Арчи говорил себе: «Лучше уж мне провалиться сквозь землю, чем снова видеть этот проклятый ворох роз».
Филиппа все время напрасно прислушивалась к его шагам и, наконец, решила уйти и не быть дома как можно дольше.
Они встретились в танцевальном зале «Мажестика», куда Филиппа пошла с отчаяния и где полковник Баррон сразу же пригласил ее пообедать с ним.
Зайдя в зал, Арчи увидел ее, смеющуюся, казавшуюся веселой и вполне счастливой.
Он танцевал с леди Рэллин сзади нее, не глядя на нее, сознавая всем своим существом острое унижение, что это — его работа, его профессия и что женщина, которую он любит, видит его в роли платного танцора, которому женщины суют в руку чаевые!
Леди Рэллин продолжала свою бессвязную болтовню, многозначительно сжимая его руку своими унизанными кольцами пухлыми пальцами, чтобы придать особое значение какому-нибудь пустому замечанию.
А Арчи в это время думал о том, как он приехал в Марсель искать работу, как ему не удавалось ее найти, как он все же остался там, занимаясь чем угодно: был проводником, исполнял какую-то работу в одной типографии, — словом, ни от чего не отказывался, кроме тяжелой работы, потому что его плечо не совсем еще зажило.
До этого вечера он не стыдился быть платным танцором, но теперь озлобление, жгучая боль и унижение, доводившие его до отчаяния, овладели им. Он говорил себе, что похож на дешевую марионетку, пляшущую перед презирающей ее толпой, что он жалкий «gigolo», один из того круга на Ривьере, который кормится за счет женских слабостей и в котором каждый слишком хорошо одет, преувеличенно вежлив, но скверно воспитан и хам в душе.
Он был бы в состоянии ударить леди Рэллин за то, что она улыбается ему прямо в лицо, и за ее сентиментальное: «Что с вами, милый Арчи? Скажите мне… скажите своей Лотти!»
Скажите Лотти!
Когда-то он был способен смеяться над этим, его это искренне забавляло! Теперь же эти слова, этот тон звучали оскорблением его мужского достоинства.
А Филиппа сидела здесь, глядя на него, как он скачет и вертится и как он продает себя за сто франков в вечер!

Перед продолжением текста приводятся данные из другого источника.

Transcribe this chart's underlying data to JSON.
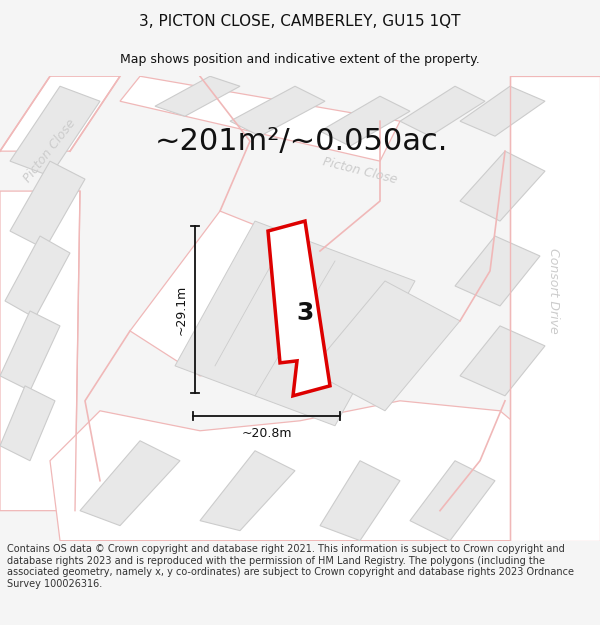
{
  "title": "3, PICTON CLOSE, CAMBERLEY, GU15 1QT",
  "subtitle": "Map shows position and indicative extent of the property.",
  "area_label": "~201m²/~0.050ac.",
  "property_number": "3",
  "dim_height": "~29.1m",
  "dim_width": "~20.8m",
  "footer": "Contains OS data © Crown copyright and database right 2021. This information is subject to Crown copyright and database rights 2023 and is reproduced with the permission of HM Land Registry. The polygons (including the associated geometry, namely x, y co-ordinates) are subject to Crown copyright and database rights 2023 Ordnance Survey 100026316.",
  "bg_color": "#f5f5f5",
  "map_bg": "#f2f2f2",
  "bld_fill": "#e8e8e8",
  "bld_stroke": "#cccccc",
  "road_fill": "#ffffff",
  "road_stroke": "#f0b8b8",
  "highlight_fill": "#ffffff",
  "highlight_stroke": "#dd0000",
  "street_color": "#cccccc",
  "title_fontsize": 11,
  "subtitle_fontsize": 9,
  "area_fontsize": 22,
  "footer_fontsize": 7,
  "dim_fontsize": 9
}
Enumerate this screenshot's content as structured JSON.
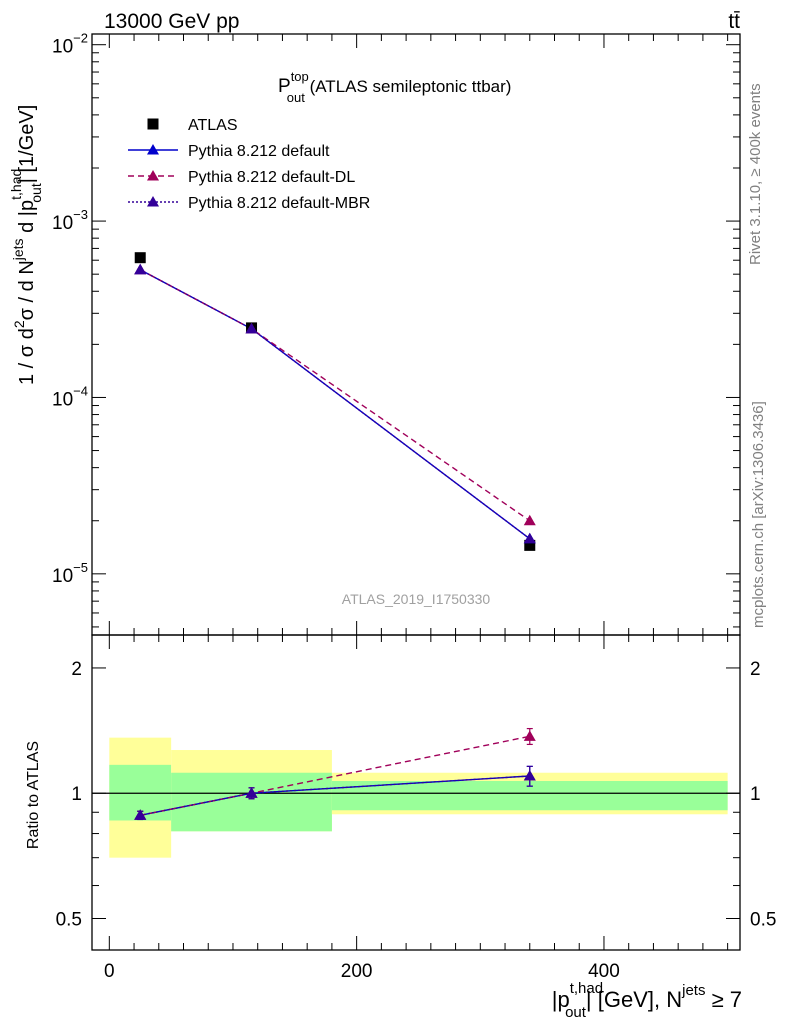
{
  "header": {
    "energy_label": "13000 GeV pp",
    "process_label": "tt̄"
  },
  "side_labels": {
    "rivet": "Rivet 3.1.10, ≥ 400k events",
    "mcplots": "mcplots.cern.ch [arXiv:1306.3436]"
  },
  "watermark": "ATLAS_2019_I1750330",
  "colors": {
    "atlas": "#000000",
    "default": "#0000cc",
    "default_dl": "#a0005a",
    "default_mbr": "#330099",
    "band_inner": "#99ff99",
    "band_outer": "#ffff99"
  },
  "chart_data": [
    {
      "id": "main",
      "type": "line",
      "title_main": "P",
      "title_sup": "top",
      "title_sub": "out",
      "title_rest": " (ATLAS semileptonic ttbar)",
      "ylabel": "1 / σ d²σ / d N^jets d |p_out^t,had| [1/GeV]",
      "yscale": "log",
      "ylim": [
        4.5e-06,
        0.0115
      ],
      "xlim": [
        -14,
        510
      ],
      "ytick_labels": [
        {
          "value": 1e-05,
          "mant": "10",
          "exp": "−5"
        },
        {
          "value": 0.0001,
          "mant": "10",
          "exp": "−4"
        },
        {
          "value": 0.001,
          "mant": "10",
          "exp": "−3"
        },
        {
          "value": 0.01,
          "mant": "10",
          "exp": "−2"
        }
      ],
      "legend": [
        {
          "label": "ATLAS",
          "series": "atlas",
          "marker": "square",
          "style": "none"
        },
        {
          "label": "Pythia 8.212 default",
          "series": "default",
          "marker": "triangle",
          "style": "solid"
        },
        {
          "label": "Pythia 8.212 default-DL",
          "series": "default_dl",
          "marker": "triangle",
          "style": "dashed"
        },
        {
          "label": "Pythia 8.212 default-MBR",
          "series": "default_mbr",
          "marker": "triangle",
          "style": "dotted"
        }
      ],
      "series": [
        {
          "name": "ATLAS",
          "key": "atlas",
          "x": [
            25,
            115,
            340
          ],
          "y": [
            0.00062,
            0.000248,
            1.45e-05
          ]
        },
        {
          "name": "Pythia 8.212 default",
          "key": "default",
          "x": [
            25,
            115,
            340
          ],
          "y": [
            0.00053,
            0.000245,
            1.58e-05
          ]
        },
        {
          "name": "Pythia 8.212 default-DL",
          "key": "default_dl",
          "x": [
            25,
            115,
            340
          ],
          "y": [
            0.00053,
            0.000245,
            2e-05
          ]
        },
        {
          "name": "Pythia 8.212 default-MBR",
          "key": "default_mbr",
          "x": [
            25,
            115,
            340
          ],
          "y": [
            0.00053,
            0.000245,
            1.58e-05
          ]
        }
      ]
    },
    {
      "id": "ratio",
      "type": "line",
      "ylabel": "Ratio to ATLAS",
      "yscale": "log",
      "ylim": [
        0.42,
        2.4
      ],
      "xlim": [
        -14,
        510
      ],
      "ytick_labels": [
        {
          "value": 0.5,
          "label": "0.5"
        },
        {
          "value": 1,
          "label": "1"
        },
        {
          "value": 2,
          "label": "2"
        }
      ],
      "xtick_labels": [
        {
          "value": 0,
          "label": "0"
        },
        {
          "value": 200,
          "label": "200"
        },
        {
          "value": 400,
          "label": "400"
        }
      ],
      "xlabel": "|p_out^t,had| [GeV], N^jets ≥ 7",
      "bins": [
        {
          "lo": 0,
          "hi": 50,
          "inner": [
            0.86,
            1.17
          ],
          "outer": [
            0.7,
            1.36
          ]
        },
        {
          "lo": 50,
          "hi": 180,
          "inner": [
            0.81,
            1.12
          ],
          "outer": [
            0.81,
            1.27
          ]
        },
        {
          "lo": 180,
          "hi": 500,
          "inner": [
            0.91,
            1.07
          ],
          "outer": [
            0.89,
            1.12
          ]
        }
      ],
      "series": [
        {
          "name": "Pythia 8.212 default",
          "key": "default",
          "x": [
            25,
            115,
            340
          ],
          "y": [
            0.885,
            1.0,
            1.1
          ],
          "err": [
            0.02,
            0.03,
            0.06
          ]
        },
        {
          "name": "Pythia 8.212 default-DL",
          "key": "default_dl",
          "x": [
            25,
            115,
            340
          ],
          "y": [
            0.885,
            1.0,
            1.37
          ],
          "err": [
            0.02,
            0.03,
            0.06
          ]
        },
        {
          "name": "Pythia 8.212 default-MBR",
          "key": "default_mbr",
          "x": [
            25,
            115,
            340
          ],
          "y": [
            0.885,
            1.0,
            1.1
          ],
          "err": [
            0.02,
            0.03,
            0.06
          ]
        }
      ]
    }
  ]
}
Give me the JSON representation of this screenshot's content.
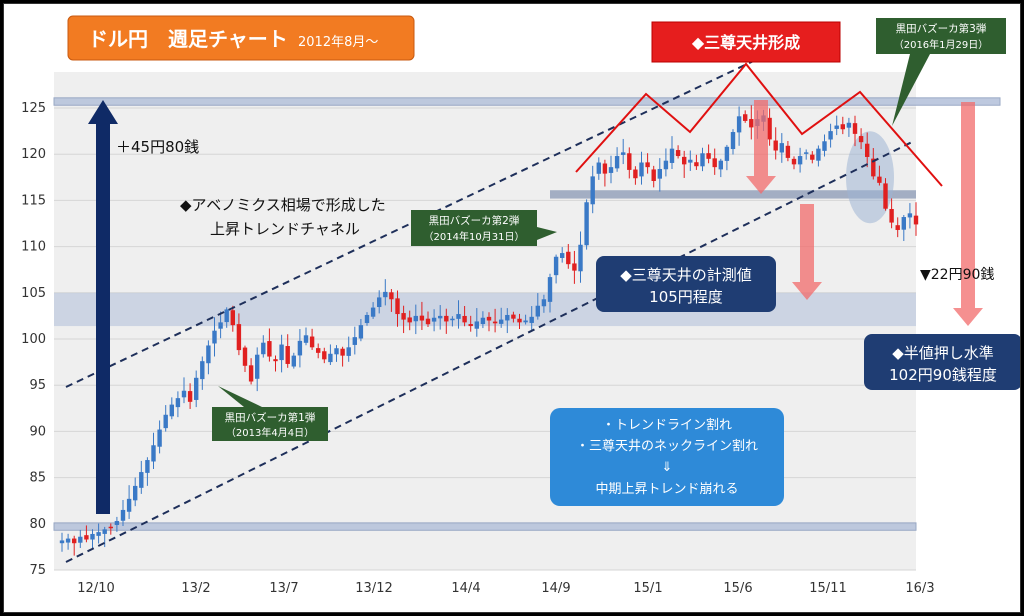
{
  "title": "ドル円　週足チャート",
  "subtitle": "2012年8月～",
  "colors": {
    "up": "#3a79c6",
    "down": "#e02020",
    "title_box": "#f27b22",
    "warning_box": "#e61e1e",
    "navy_box": "#1f3d73",
    "blue_box": "#2e8ad8",
    "green_callout": "#2f5e2f",
    "arrow_dark": "#0f2a66",
    "arrow_pink": "#f26b6b",
    "trend_red": "#e01010",
    "band": "#b8c4dc"
  },
  "chart_data": {
    "type": "candlestick",
    "ylim": [
      75,
      127
    ],
    "yticks": [
      75,
      80,
      85,
      90,
      95,
      100,
      105,
      110,
      115,
      120,
      125
    ],
    "xticks": [
      "12/10",
      "13/2",
      "13/7",
      "13/12",
      "14/4",
      "14/9",
      "15/1",
      "15/6",
      "15/11",
      "16/3"
    ],
    "close_path": [
      78.2,
      78.4,
      77.9,
      78.6,
      78.3,
      78.9,
      79.1,
      79.4,
      79.6,
      80.3,
      81.5,
      82.7,
      84.1,
      85.6,
      86.9,
      88.5,
      90.2,
      91.8,
      92.9,
      93.6,
      94.4,
      93.2,
      95.8,
      97.6,
      99.3,
      100.9,
      101.8,
      103.2,
      101.5,
      98.8,
      97.1,
      95.4,
      98.3,
      99.6,
      98.1,
      97.6,
      99.4,
      97.3,
      98.2,
      99.8,
      100.4,
      99.1,
      98.5,
      97.8,
      98.4,
      99.0,
      98.2,
      99.1,
      100.2,
      101.5,
      102.6,
      103.4,
      104.5,
      105.1,
      104.3,
      102.7,
      102.1,
      101.8,
      102.5,
      102.0,
      101.6,
      102.3,
      102.5,
      101.9,
      102.2,
      102.7,
      101.8,
      101.4,
      101.9,
      102.3,
      102.0,
      101.7,
      102.1,
      102.6,
      102.2,
      101.8,
      102.0,
      102.4,
      103.6,
      104.3,
      106.7,
      108.9,
      109.3,
      108.1,
      107.4,
      110.2,
      114.8,
      117.6,
      119.1,
      117.9,
      118.6,
      119.8,
      120.2,
      118.3,
      117.4,
      119.1,
      118.6,
      117.1,
      118.4,
      119.3,
      120.6,
      119.8,
      118.9,
      119.4,
      118.7,
      120.1,
      119.5,
      118.6,
      119.3,
      120.8,
      122.4,
      124.1,
      123.6,
      122.9,
      123.8,
      124.2,
      121.6,
      120.4,
      121.2,
      119.6,
      118.9,
      119.8,
      120.2,
      119.4,
      120.6,
      121.4,
      122.5,
      123.1,
      122.7,
      123.4,
      122.2,
      121.3,
      119.7,
      117.6,
      116.9,
      114.1,
      112.6,
      111.8,
      113.2,
      113.6,
      112.4
    ]
  },
  "annotations": {
    "top_formation": "◆三尊天井形成",
    "kuroda3_line1": "黒田バズーカ第3弾",
    "kuroda3_line2": "（2016年1月29日）",
    "kuroda2_line1": "黒田バズーカ第2弾",
    "kuroda2_line2": "（2014年10月31日）",
    "kuroda1_line1": "黒田バズーカ第1弾",
    "kuroda1_line2": "（2013年4月4日）",
    "gain": "＋45円80銭",
    "channel_line1": "◆アベノミクス相場で形成した",
    "channel_line2": "上昇トレンドチャネル",
    "measure_line1": "◆三尊天井の計測値",
    "measure_line2": "105円程度",
    "drop": "▼22円90銭",
    "half_line1": "◆半値押し水準",
    "half_line2": "102円90銭程度",
    "break_line1": "・トレンドライン割れ",
    "break_line2": "・三尊天井のネックライン割れ",
    "break_line3": "⇓",
    "break_line4": "中期上昇トレンド崩れる"
  }
}
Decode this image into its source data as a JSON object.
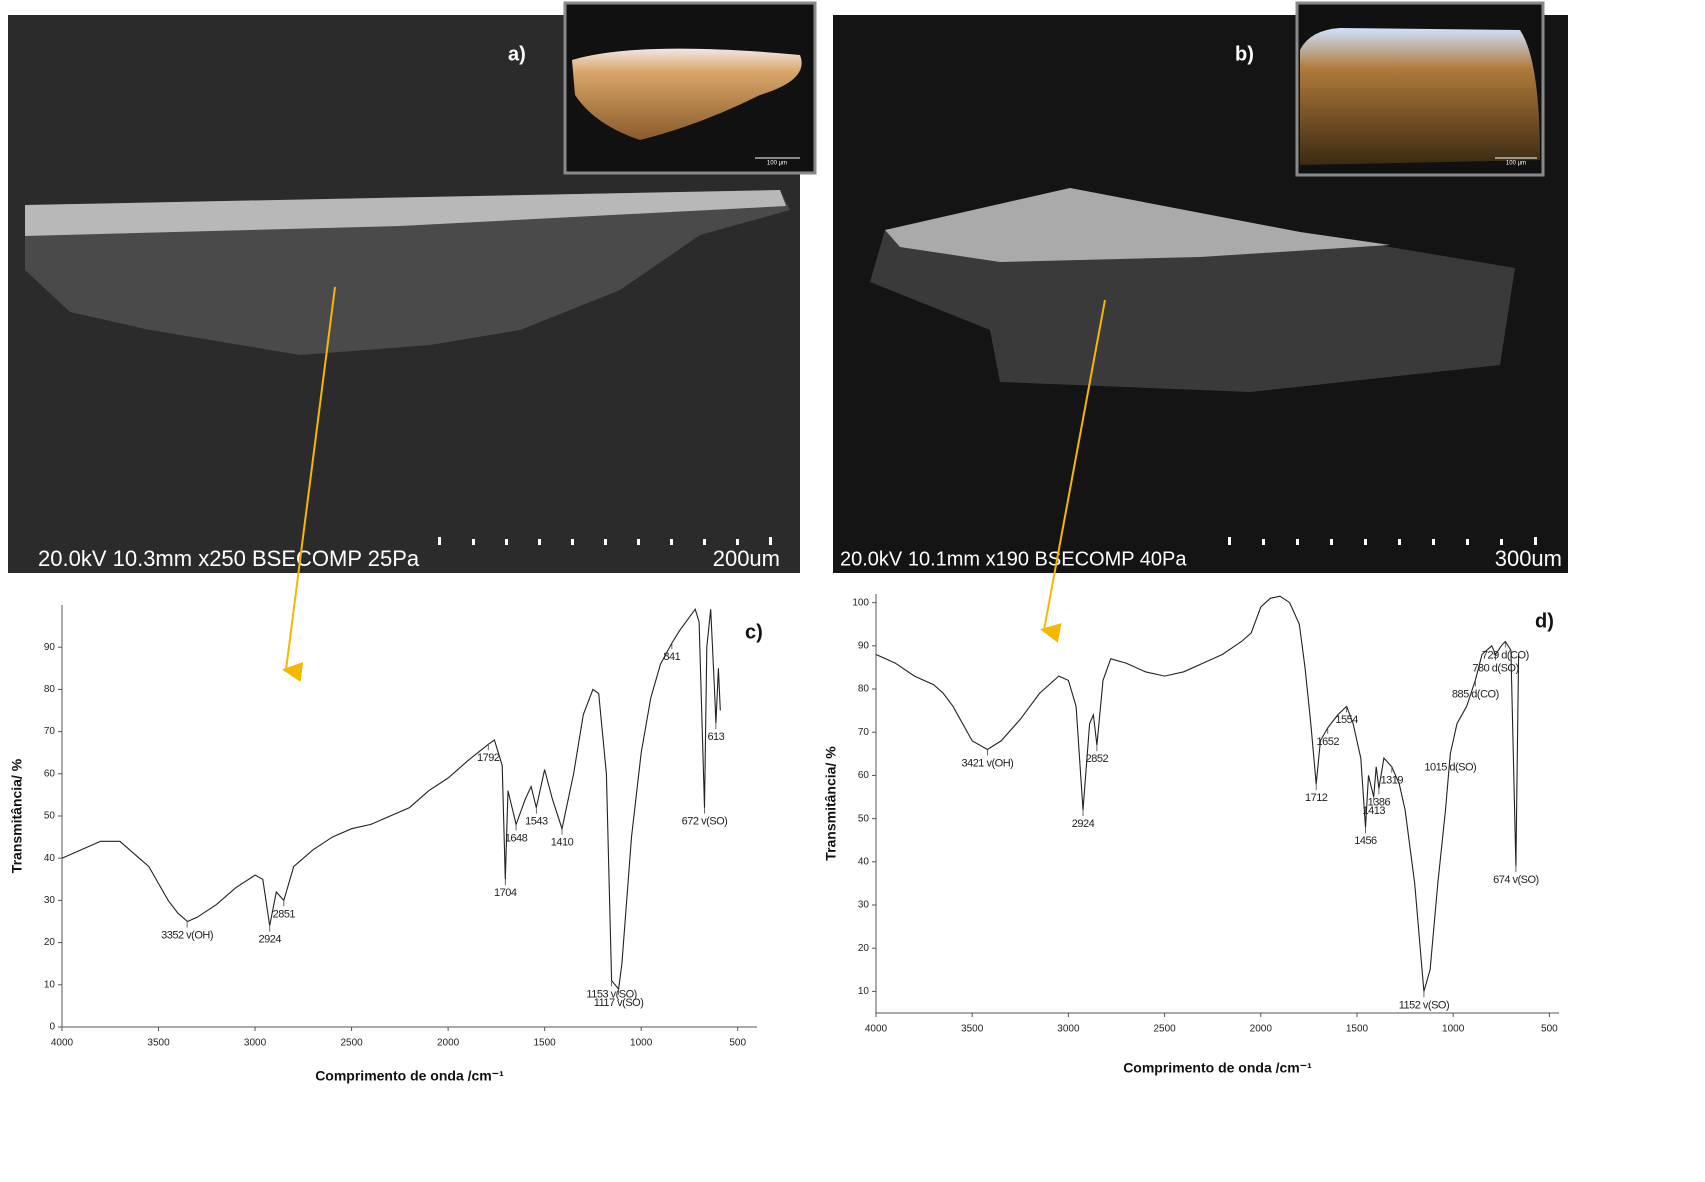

Он растравлял себя мыслью: «Она все поняла и презирает меня!»
Его профессия, пока он не любил Филиппу, его даже не трогала. Он не задумывался над ней и вполне приспособился: был бодр, делал сбережения, жил для будущего, когда он будет свободен и будет работать, чтобы стать на путь к богатству.
Но когда Арчи становилось невмоготу, Форд, угрюмый и вечно недовольный, старался привить ему свою точку зрения:
— Потерпи, это — только средство к достижению цели, ужасно неприятное средство, но я уверяю тебя, что близится конец.
Без сомнения, он был сумасшедшим, безумным, когда признался Филиппе в своей любви, строил планы женитьбы на ней и заставил ее отказаться от тех денег.
А что он мог ей предложить взамен? Он даже не мог купить ей цветов, которые ей преподносили другие мужчины, или подарить ей какую-нибудь мелочь вроде дорогих конфет или английских журналов. Все, что он мог сделать для нее, это только оплатить ее комнату и услуги.
Она, должно быть, это поняла; она не могла не понять этого за время пребывания здесь Маунтли.
Он так грубо и неразумно исковеркал ее жизнь. Он закончил на этот вечер танцы и вышел на террасу.